Deuteronomy, chapters 1-3

“‘And you saw in the wilderness how Jehovah your God carried you just as a man carries his son, everywhere you went until you came to this place.’ […] Who was going ahead of you on the way, to spy out a place for you to camp. He appeared by fire at night and by a cloud in the daytime to show you the way you should walk.”
~Deuteronomy 1:31,33

During trying times, the future may appear to us like a dark, unknown wilderness.

It becomes much more difficult to discern what direction our life should take.

We need strong faith to trust that God will somehow provide us with all we need to sustain ourselves and our families (Ps. 37:25; Matt. 6:31).

A step in the wrong direction may set us back years financially or psychologically, or may even ruin our most intimate relationships.

Faith helps keep us cool-headed so that we do not rush toward the first available option or needlessly argue with our family, only to later regret it.

During their 40-year wandering, the Israelites lacked nothing (De. 2:7; 8:4).

Jehovah God visibly advised them of when to set up camp or when to move and in what direction.

Their leaders knew that they would some day arrive to the Promised Land if they kept following God’s guidance.

Nowadays, instead of fire or a cloud, we have God’s visible organization funneling spiritual food at the proper time’ to his people all over the earth (Matt. 24:45).

This spiritual food that nurtures our faith now comes in a new video and audio platform: Tv.jw.org.

There, we can find sound entertainment to help develop our ‘power to distinguish right and wrong’ (Heb. 5:14).

A mature faith will help us recognize what direction God wants us to head next and act accordingly.

Thus we will not wander around so much and the time it takes to arrive at the “Promised Land” will seem shorter (Rev. 21:4).

Numbers, chapters 26-29

These were the ones registered by Moses and Eleazar the priest when they registered the Israelites in the desert plains of Moab by the Jordan at Jericho. But among them there was no one who had been registered by Moses and Aaron the priest in the census of the Israelites taken in the wilderness of Sinai.
~Numbers 26:63,64

After 40 years of roaming the desert, the amount of male Israelites had actually decreased instead of increased.

The previous generation of males had been kept out of the Promised Land because of their lack of faith, and they had all died out except for Joshua and Caleb (Nu. 14:30; 26:65).

Upon once again reaching the verge of entering the Promised Land, Jehovah commanded Moses and the new High Priest, Eleazar to take a second census.

So we are able to clearly see the effect the trials in the desert had on Israelite families.

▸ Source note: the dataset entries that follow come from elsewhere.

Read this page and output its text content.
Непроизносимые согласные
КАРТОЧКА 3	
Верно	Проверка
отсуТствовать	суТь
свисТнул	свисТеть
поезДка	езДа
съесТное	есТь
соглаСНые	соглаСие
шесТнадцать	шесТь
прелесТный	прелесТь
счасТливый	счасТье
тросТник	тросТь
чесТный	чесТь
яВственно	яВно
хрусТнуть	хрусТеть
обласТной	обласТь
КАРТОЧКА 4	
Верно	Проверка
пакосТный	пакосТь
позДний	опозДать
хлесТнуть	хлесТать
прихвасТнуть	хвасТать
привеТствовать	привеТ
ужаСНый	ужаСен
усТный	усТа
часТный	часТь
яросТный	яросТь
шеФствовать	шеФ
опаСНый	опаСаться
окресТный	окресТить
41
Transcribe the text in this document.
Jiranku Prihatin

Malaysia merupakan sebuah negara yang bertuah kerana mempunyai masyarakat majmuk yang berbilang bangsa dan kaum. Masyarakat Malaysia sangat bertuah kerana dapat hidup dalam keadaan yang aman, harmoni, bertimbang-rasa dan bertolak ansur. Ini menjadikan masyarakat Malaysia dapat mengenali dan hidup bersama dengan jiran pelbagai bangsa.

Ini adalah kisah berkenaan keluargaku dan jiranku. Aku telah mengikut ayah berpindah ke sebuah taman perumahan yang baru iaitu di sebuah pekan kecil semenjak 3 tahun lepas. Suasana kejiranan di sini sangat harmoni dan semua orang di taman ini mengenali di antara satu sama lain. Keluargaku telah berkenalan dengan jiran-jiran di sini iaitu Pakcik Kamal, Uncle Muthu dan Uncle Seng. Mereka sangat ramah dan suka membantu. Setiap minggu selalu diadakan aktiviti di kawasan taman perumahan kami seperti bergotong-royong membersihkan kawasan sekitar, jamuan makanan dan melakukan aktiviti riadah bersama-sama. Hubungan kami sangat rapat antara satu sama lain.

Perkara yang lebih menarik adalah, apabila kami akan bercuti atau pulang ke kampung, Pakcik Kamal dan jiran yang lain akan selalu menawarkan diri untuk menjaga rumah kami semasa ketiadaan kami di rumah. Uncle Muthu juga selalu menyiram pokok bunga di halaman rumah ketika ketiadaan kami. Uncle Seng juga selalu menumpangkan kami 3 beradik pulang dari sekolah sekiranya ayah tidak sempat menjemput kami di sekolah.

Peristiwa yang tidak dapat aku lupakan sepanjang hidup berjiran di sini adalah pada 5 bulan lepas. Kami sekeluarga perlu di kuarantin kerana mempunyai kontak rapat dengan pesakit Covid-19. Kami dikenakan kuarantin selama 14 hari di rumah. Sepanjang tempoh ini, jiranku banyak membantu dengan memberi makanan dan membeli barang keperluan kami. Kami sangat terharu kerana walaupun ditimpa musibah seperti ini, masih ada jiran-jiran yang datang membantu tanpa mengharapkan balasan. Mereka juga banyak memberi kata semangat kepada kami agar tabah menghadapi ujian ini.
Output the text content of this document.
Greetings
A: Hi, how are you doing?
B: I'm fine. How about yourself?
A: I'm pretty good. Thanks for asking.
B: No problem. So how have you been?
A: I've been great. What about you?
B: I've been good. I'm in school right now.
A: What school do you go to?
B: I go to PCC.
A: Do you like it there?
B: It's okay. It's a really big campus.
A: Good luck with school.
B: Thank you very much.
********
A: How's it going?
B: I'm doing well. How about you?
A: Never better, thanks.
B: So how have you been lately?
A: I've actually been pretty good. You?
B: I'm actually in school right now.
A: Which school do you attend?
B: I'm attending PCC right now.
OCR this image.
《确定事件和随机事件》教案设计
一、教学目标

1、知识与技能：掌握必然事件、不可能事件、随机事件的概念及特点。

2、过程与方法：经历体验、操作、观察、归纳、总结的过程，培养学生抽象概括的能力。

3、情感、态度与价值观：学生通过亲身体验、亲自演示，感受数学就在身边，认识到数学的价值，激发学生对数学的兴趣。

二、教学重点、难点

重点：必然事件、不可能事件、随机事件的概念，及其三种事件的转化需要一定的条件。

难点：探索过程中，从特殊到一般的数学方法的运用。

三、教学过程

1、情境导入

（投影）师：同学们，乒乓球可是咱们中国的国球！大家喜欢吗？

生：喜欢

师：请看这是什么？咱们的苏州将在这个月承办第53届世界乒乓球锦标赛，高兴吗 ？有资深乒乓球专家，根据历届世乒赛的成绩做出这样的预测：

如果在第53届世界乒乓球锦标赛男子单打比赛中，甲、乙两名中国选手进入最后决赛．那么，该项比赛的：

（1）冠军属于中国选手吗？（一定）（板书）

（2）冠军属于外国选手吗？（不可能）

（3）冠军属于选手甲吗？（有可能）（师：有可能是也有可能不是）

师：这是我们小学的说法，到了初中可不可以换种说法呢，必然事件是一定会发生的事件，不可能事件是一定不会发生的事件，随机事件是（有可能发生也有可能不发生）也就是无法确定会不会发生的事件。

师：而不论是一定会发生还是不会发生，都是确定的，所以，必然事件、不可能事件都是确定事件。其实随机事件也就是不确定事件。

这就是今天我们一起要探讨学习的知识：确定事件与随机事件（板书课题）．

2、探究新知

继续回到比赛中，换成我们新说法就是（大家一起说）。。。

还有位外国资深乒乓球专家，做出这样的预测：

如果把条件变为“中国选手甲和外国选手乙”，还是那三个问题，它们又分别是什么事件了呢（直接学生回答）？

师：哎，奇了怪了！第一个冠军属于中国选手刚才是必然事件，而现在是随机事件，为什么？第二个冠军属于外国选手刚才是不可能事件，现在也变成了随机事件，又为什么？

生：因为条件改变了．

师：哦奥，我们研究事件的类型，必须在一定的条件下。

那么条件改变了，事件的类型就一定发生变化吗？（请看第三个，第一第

Tribe 1st Census 2nd Census
Reuben 46,500 43,730
Simeon 59,300 22,200
Gad 45,650 40,500
Judah 74,600 76,500
Isachar 54,400 64,300
Zebulun 57,400 60,500
Manasseh 32,200 52,700
Ephraim 40,500 32,500
Benjamin 35,400 45,600
Dan 62,700 64,400
Asher 41,500 53,400
Naphtali 53,400 45,400
Total 603,550 601,730

Those trials included:

  • Israel being defeated by the Amalekites when they tried to conquer the Promised Land against God’s orders (Nu. 14:39-45)
  • Some Israelites rebelling alongside Korah against Moses’s leadership and then being miraculously executed by God (Nu. 16:20-50)
  • Many Israelites growing weary and complaining about being liberated, and then being punished with venomous snakes (Nu. 21:4-9)
  • Fornicating and tainting true worship through the young men’s association with Moabite women (Nu. 25:9)

One can only wonder what habits led some families such as the ones composing the tribe of Simeon to drastically drop to less than half of its original members while other families, such as the ones belonging to the tribe of Manasseh, increased its members by 64%.

Was it their predominant attitude? Were their household heads more inclined to support and collaborate with Moses? Did they value the privilege of forming a people to represent God more than the other tribes? Did the males organize worship in a constant, regular way? Did the knowledge that the older generation had that it was not going to enter the Promised Land not deter it from doing all it could to support its children’s future?

Today, we are living in the last days (Matt. 24:3-14; 2 Tim. 3:1-5).

Still, many grandmothers and grandfathers who have spent their lives working in favor of Jehovah’s interests may not make it alive into the promised New World (2 Pet. 3:13).

It is inspiring to see their self-sacrificing, restless effort which greatly benefits the spiritual well-being of their families and congregations.